For instance, in the case of State v. Pike, 312 Mo. 27, 278 S.W. 725 (1925), the statute provided that "no person shall operate a motor vehicle while in an intoxicated condition, or when under the influence of drugs." The information there charged that the defendant, in that jurisdiction, operated a motor vehicle while under the influence of intoxicating liquor. The opinion held that the charge was sufficient, and affirmed the conviction. It also said that the statute "is not a road regulation, but a prohibition against an intoxicated person operating an automobile." See also Flanders v. State, 104 S.E.2d 538 (Ga. 1958); and State v. Dowling, 204 Iowa 977, 216 N.W. 271 (1927).

(Hn 2) The rationale of these holdings was that intoxicated persons should not be permitted to operate automobiles anywhere because of the potential danger of such instrumentalities. One, in such condition, might not remain off the highways; actually he might injure others in other places.

*502 The two patrolmen said that Farley was steering the car as it came down the driveway onto and upon the highway. Of, course, the automobile here in question was a self-propelled motor vehicle. But the appellant contends that it would not operate on its own power. True, neither the patrolman nor the operator of the wrecker was able to crank it after it had stopped on the edge of the actual pavement. But, without repair of any kind, the operator was able to crank it the next morning, and he assigned as a likely cause for its failure to start that the carburetor had become flooded.
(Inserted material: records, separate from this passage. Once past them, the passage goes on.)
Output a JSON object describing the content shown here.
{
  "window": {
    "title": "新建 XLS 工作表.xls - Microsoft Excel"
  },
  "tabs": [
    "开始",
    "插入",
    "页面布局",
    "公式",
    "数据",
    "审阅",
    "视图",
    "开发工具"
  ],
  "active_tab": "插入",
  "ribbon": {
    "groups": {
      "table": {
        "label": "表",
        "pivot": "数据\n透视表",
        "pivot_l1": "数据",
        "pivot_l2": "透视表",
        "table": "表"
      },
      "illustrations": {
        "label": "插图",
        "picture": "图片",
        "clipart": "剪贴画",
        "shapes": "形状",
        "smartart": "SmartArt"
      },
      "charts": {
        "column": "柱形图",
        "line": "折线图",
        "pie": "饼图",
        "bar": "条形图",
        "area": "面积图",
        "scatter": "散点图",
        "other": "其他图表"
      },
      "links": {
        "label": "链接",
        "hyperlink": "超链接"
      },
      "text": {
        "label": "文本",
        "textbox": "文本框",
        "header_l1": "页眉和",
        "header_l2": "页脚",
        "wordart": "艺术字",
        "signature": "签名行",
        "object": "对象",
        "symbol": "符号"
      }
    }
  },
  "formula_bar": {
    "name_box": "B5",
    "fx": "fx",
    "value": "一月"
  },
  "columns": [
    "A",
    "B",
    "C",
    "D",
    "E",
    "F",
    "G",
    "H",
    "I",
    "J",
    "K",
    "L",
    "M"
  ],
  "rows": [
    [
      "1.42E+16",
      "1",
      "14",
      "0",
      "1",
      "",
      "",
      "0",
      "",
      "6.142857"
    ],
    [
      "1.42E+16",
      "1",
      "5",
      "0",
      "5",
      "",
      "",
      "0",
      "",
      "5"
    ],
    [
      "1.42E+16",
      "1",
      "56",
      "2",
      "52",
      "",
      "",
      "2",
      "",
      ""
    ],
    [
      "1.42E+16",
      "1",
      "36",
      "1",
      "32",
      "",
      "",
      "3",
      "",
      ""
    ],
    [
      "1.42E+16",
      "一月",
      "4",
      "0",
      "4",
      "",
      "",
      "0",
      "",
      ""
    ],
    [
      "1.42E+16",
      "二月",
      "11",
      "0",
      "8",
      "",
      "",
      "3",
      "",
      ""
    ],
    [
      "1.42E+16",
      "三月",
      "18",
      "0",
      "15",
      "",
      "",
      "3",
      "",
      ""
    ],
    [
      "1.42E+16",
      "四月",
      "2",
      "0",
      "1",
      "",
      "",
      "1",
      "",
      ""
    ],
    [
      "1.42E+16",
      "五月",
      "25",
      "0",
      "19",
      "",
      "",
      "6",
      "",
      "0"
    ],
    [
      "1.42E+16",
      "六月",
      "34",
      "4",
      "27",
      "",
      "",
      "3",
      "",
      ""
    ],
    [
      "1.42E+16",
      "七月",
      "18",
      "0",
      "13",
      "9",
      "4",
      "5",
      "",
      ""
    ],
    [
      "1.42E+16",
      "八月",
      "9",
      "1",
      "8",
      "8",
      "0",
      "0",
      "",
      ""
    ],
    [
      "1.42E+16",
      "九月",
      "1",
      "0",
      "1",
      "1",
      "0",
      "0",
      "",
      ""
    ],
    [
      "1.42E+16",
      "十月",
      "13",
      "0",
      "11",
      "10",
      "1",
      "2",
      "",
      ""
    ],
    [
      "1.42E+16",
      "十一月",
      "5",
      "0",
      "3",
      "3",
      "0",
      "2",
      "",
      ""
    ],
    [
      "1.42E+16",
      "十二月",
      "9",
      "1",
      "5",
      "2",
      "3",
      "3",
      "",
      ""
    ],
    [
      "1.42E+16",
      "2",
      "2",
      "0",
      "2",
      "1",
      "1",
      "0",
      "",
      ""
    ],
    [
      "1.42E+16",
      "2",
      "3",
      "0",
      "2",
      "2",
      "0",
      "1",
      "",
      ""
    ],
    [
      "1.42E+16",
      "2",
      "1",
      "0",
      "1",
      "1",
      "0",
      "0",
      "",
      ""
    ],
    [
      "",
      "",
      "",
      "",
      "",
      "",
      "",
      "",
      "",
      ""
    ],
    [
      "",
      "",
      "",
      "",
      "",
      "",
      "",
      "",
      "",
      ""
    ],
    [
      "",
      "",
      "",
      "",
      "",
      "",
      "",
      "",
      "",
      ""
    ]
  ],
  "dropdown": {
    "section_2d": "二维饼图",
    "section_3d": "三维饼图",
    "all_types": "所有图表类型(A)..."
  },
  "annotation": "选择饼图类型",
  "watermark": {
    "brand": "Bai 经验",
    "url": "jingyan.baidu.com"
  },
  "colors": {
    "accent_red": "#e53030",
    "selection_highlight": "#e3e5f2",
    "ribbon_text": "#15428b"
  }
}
Other courts have held that the question is whether the vehicle is designed for self-propulsion, even though it may not be capable, at a particular time, to move under its own power. In State v. Tacey, 102 Vt. 439, 150 Atl. 68-9 (1930), 68 A.L.R. 1353-4, involving a dead motor which was guided while being towed, the opinion said that "manifestly it was the design, mechanism, and construction of the vehicle, and not a temporary condition, that the Legislature had in mind when framing the definition of a motor vehicle. Neither' the authorities nor sound logic admit of a different conclusion." Likewise, in State v. Storrs, 105 Vt. 180, 163 Atl. 560 (1933), it was held that the mere turning on of the ignition switch constituted operation of a car even though the motor was defective and could not have been started. See also Commonwealth v. Uski, 263 Mass. 22, 160 N.E. 305 (1928); Fisher, Vehicle Traffic Law 275-7 (1961).
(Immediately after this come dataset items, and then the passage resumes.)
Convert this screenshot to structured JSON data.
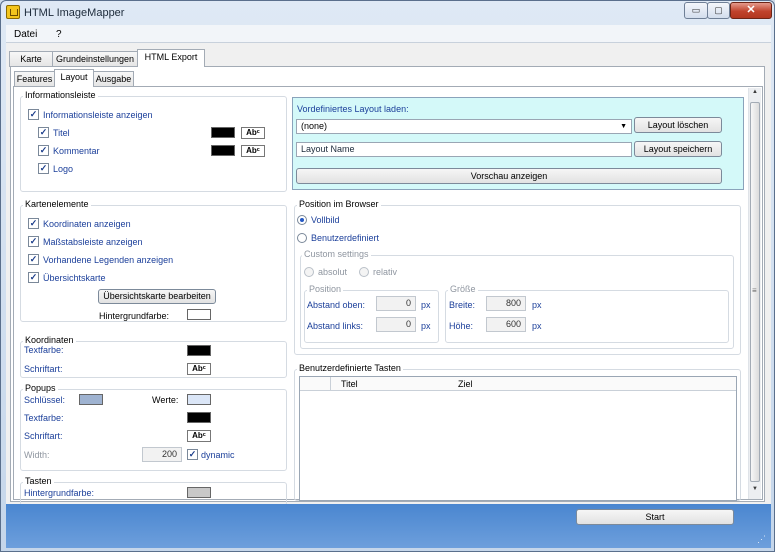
{
  "window": {
    "title": "HTML ImageMapper",
    "min_glyph": "▭",
    "max_glyph": "▢",
    "close_glyph": "✕"
  },
  "menu": [
    "Datei",
    "?"
  ],
  "main_tabs": [
    "Karte",
    "Grundeinstellungen",
    "HTML Export"
  ],
  "sub_tabs": [
    "Features",
    "Layout",
    "Ausgabe"
  ],
  "icons": {
    "checkmark": "✓",
    "dropdown": "▼",
    "scroll_up": "▲",
    "scroll_down": "▼",
    "scroll_grip": "≡",
    "resize_grip": "⋰"
  },
  "colors": {
    "black": "#000000",
    "white": "#ffffff",
    "key_blue": "#9fb3d1",
    "value_blue": "#dbe6f7",
    "gray": "#c8c8c8",
    "preset_bg": "#d4f9f9"
  },
  "informationsleiste": {
    "title": "Informationsleiste",
    "show_label": "Informationsleiste anzeigen",
    "titel_label": "Titel",
    "kommentar_label": "Kommentar",
    "logo_label": "Logo",
    "font_button": "Abᶜ"
  },
  "kartenelemente": {
    "title": "Kartenelemente",
    "items": [
      "Koordinaten anzeigen",
      "Maßstabsleiste anzeigen",
      "Vorhandene Legenden anzeigen",
      "Übersichtskarte"
    ],
    "edit_button": "Übersichtskarte bearbeiten",
    "bg_label": "Hintergrundfarbe:"
  },
  "koordinaten": {
    "title": "Koordinaten",
    "textcolor_label": "Textfarbe:",
    "font_label": "Schriftart:"
  },
  "popups": {
    "title": "Popups",
    "key_label": "Schlüssel:",
    "values_label": "Werte:",
    "textcolor_label": "Textfarbe:",
    "font_label": "Schriftart:",
    "width_label": "Width:",
    "width_value": "200",
    "dynamic_label": "dynamic"
  },
  "tasten": {
    "title": "Tasten",
    "bg_label": "Hintergrundfarbe:"
  },
  "preset": {
    "label": "Vordefiniertes Layout laden:",
    "selected": "(none)",
    "delete_button": "Layout löschen",
    "name_placeholder": "Layout Name",
    "save_button": "Layout speichern",
    "preview_button": "Vorschau anzeigen"
  },
  "position": {
    "title": "Position im Browser",
    "option_full": "Vollbild",
    "option_custom": "Benutzerdefiniert",
    "custom_title": "Custom settings",
    "absolute_label": "absolut",
    "relative_label": "relativ",
    "pos_title": "Position",
    "top_label": "Abstand oben:",
    "top_value": "0",
    "left_label": "Abstand links:",
    "left_value": "0",
    "unit": "px",
    "size_title": "Größe",
    "width_label": "Breite:",
    "width_value": "800",
    "height_label": "Höhe:",
    "height_value": "600"
  },
  "buttons_table": {
    "title": "Benutzerdefinierte Tasten",
    "columns": [
      "Titel",
      "Ziel"
    ]
  },
  "footer": {
    "start_button": "Start"
  }
}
The evidence was clearly sufficient to show that the appellant was operating the automobile, at the time of this incident, while under the influence of intoxicating liquor, perhaps combined with drugs, and that this operation was both on the driveway and on the highway. Consequently it follows that the judgment of conviction must be, and it is, affirmed.


Ethridge, Gillespie, Jones, and Brady, JJ., concur.